They say that
Christopher Columbus was a man who didn’t know where he was going when he set
out, didn’t know where he was when he got there, and didn’t know where he’d
been when he got back. In all sorts of ways, that makes him an eminent role model
for the current Prime Minister. In Sunak’s case, he doesn’t know whether the
best time to announce the cancellation of the high speed link to Manchester is
before he goes, while he’s there, or after he comes back. It’s not a question
to which there is any ‘right’ answer, although his difficulty is probably based,
at least in part, on a lack of understanding as to why on earth anyone would
want to go to Manchester anyway, compounded by incredulity as to why people who
really must go there don’t just follow his example and charter a helicopter. He
could, of course, simply announce that the line will go ahead and that he never
intended to cancel it in any case.
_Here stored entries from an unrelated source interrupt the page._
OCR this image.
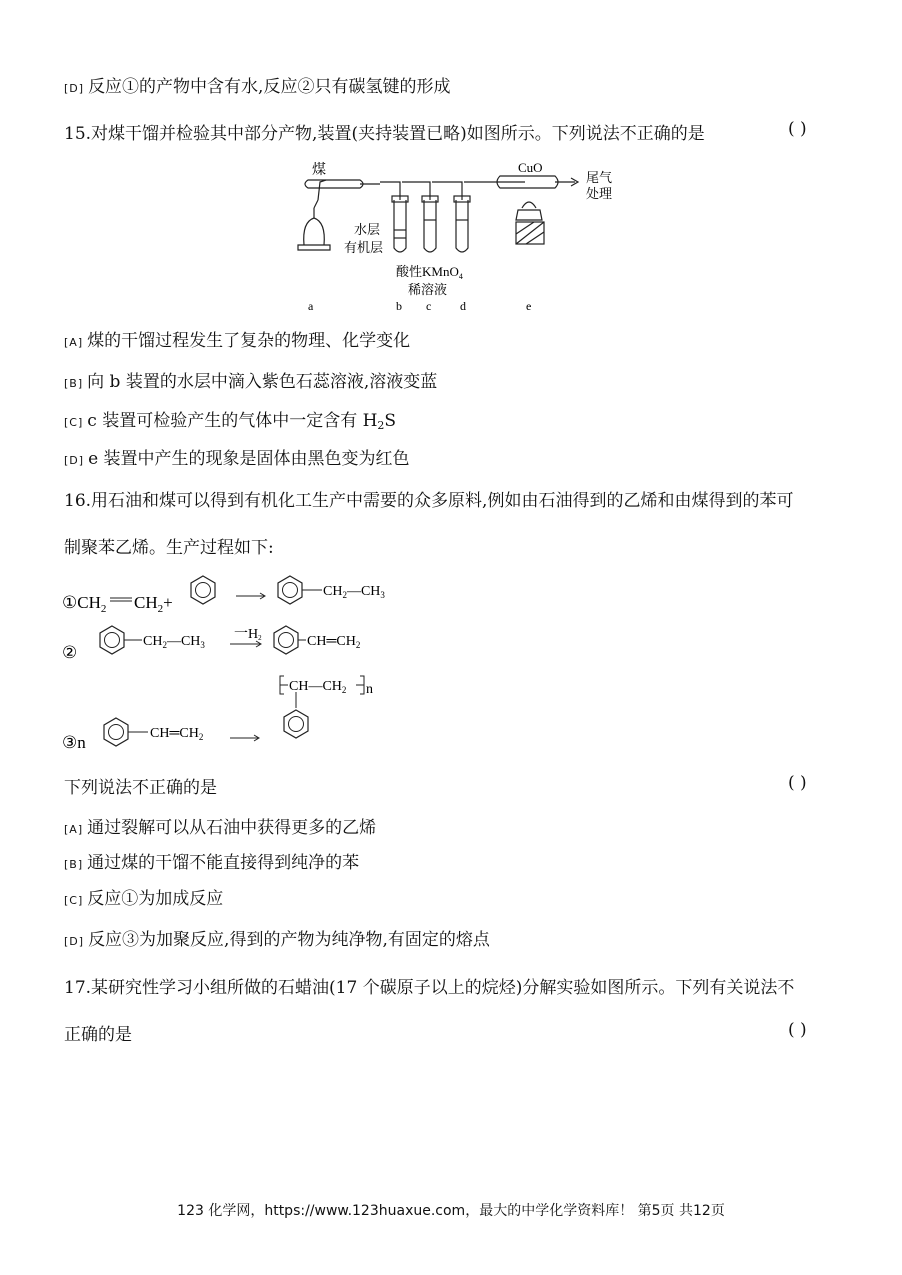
[D] 反应①的产物中含有水,反应②只有碳氢键的形成
15.对煤干馏并检验其中部分产物,装置(夹持装置已略)如图所示。下列说法不正确的是	( )
煤	CuO
尾气
处理
水层
有机层
酸性KMnO$_4$
稀溶液
a	b c d	e
[A] 煤的干馏过程发生了复杂的物理、化学变化
[B] 向 b 装置的水层中滴入紫色石蕊溶液,溶液变蓝
[C] c 装置可检验产生的气体中一定含有 $H_2S$
[D] e 装置中产生的现象是固体由黑色变为红色
16.用石油和煤可以得到有机化工生产中需要的众多原料,例如由石油得到的乙烯和由煤得到的苯可
制聚苯乙烯。生产过程如下:
$①CH_2$ $CH_2+$
$CH_2—CH_3$
②
$CH_2—CH_3$
一H2	$CH═CH_2$
③n	$CH═CH_2$
$CH—CH_2$ n
下列说法不正确的是	( )
[A] 通过裂解可以从石油中获得更多的乙烯
[B] 通过煤的干馏不能直接得到纯净的苯
[C] 反应①为加成反应
[D] 反应③为加聚反应,得到的产物为纯净物,有固定的熔点
17.某研究性学习小组所做的石蜡油(17 个碳原子以上的烷烃)分解实验如图所示。下列有关说法不
正确的是	( )
123 化学网，https://www.123huaxue.com，最大的中学化学资料库！ 第5页 共12页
That might lead to a few awkward questions
about why he didn’t just say that a few days ago when the suggestion of
cancellation started being floated, but a man who has never knowingly given a
straight answer to any question should not find that too much of a problem. And
it’s not as if scrapping policies which he’d never proposed in the first place
is exactly a new tactic for him, given that he’s already scrapped the non-existent
seven-bin policy, the meat tax, and compulsory car-sharing. (Just think how
much money he could save by cancelling the UK’s manned mission to Mars. Or even
to infinity and beyond. Indeed, if he scraps enough non-existent policies, he
could save enough money, mathematically, to solve the cost-of-living crisis and
put the UK’s budget into a very healthy surplus.)
The more substantive
question – whether or not there should be a high-speed line to Manchester – is not
as simple or straightforward as many suggest. There is no doubt that the construction
is hugely expensive, although (even accepting that the UK is more densely
populated), there are serious questions to be asked as to why it takes so much
longer and why the cost is so much higher in the UK than in countries such as
France and Spain which have built entire networks. And there is no doubt that
the construction is environmentally damaging; if the question were as simple as ‘build
it or don’t build it’, the arguments against would be strong ones, particularly
if the argument for is little more than saving a little bit of time on the
journey. The alternative, though, is most definitely not to do nothing. Short
of actively preventing people from travelling (either by direct prohibition or
else by making the cost prohibitive to those who can’t simply charter a
helicopter), the demand for travel is increasing, and that leads to a need for
more capacity. The question is about how to provide that capacity.
There are options.
The UK could build more roads – either completely new ones or by adding lanes
to existing ones. Or it could expand airport capacity, involving extra runways
and terminals, more planes and higher frequency flights. There are already
multiple daily flights from Heathrow to Manchester and back, with a flight time
of a little over an hour, but Heathrow is more or less operating at full
capacity already which is why it wants to build an extra runway. With its
extensive network of high speed lines, France has already announced
an (albeit imperfect) ban on all internal flights where the train journey takes
less than 2.5 hours. If high speed trains were to run all the way to Scotland,
and if the high speed network were to be extended to the south of Wales and the West
of England, a similar policy in the UK would eliminate most domestic flights.
The question is not
whether HS2 is environmentally damaging, but whether it is seen as a
stand-alone project or part of a network linking the UK to the European network
and how the degree of damage caused compares with the other options. The
cheapest and least damaging option is very clear – reduce the extent to which
people travel at all. If that’s unpalatable, then a network of new fast and
reliable rail links is probably the least-worst option. But ‘doing nothing’ is
no option at all. Unless you're Rishi Sunak and looking no further than the next election.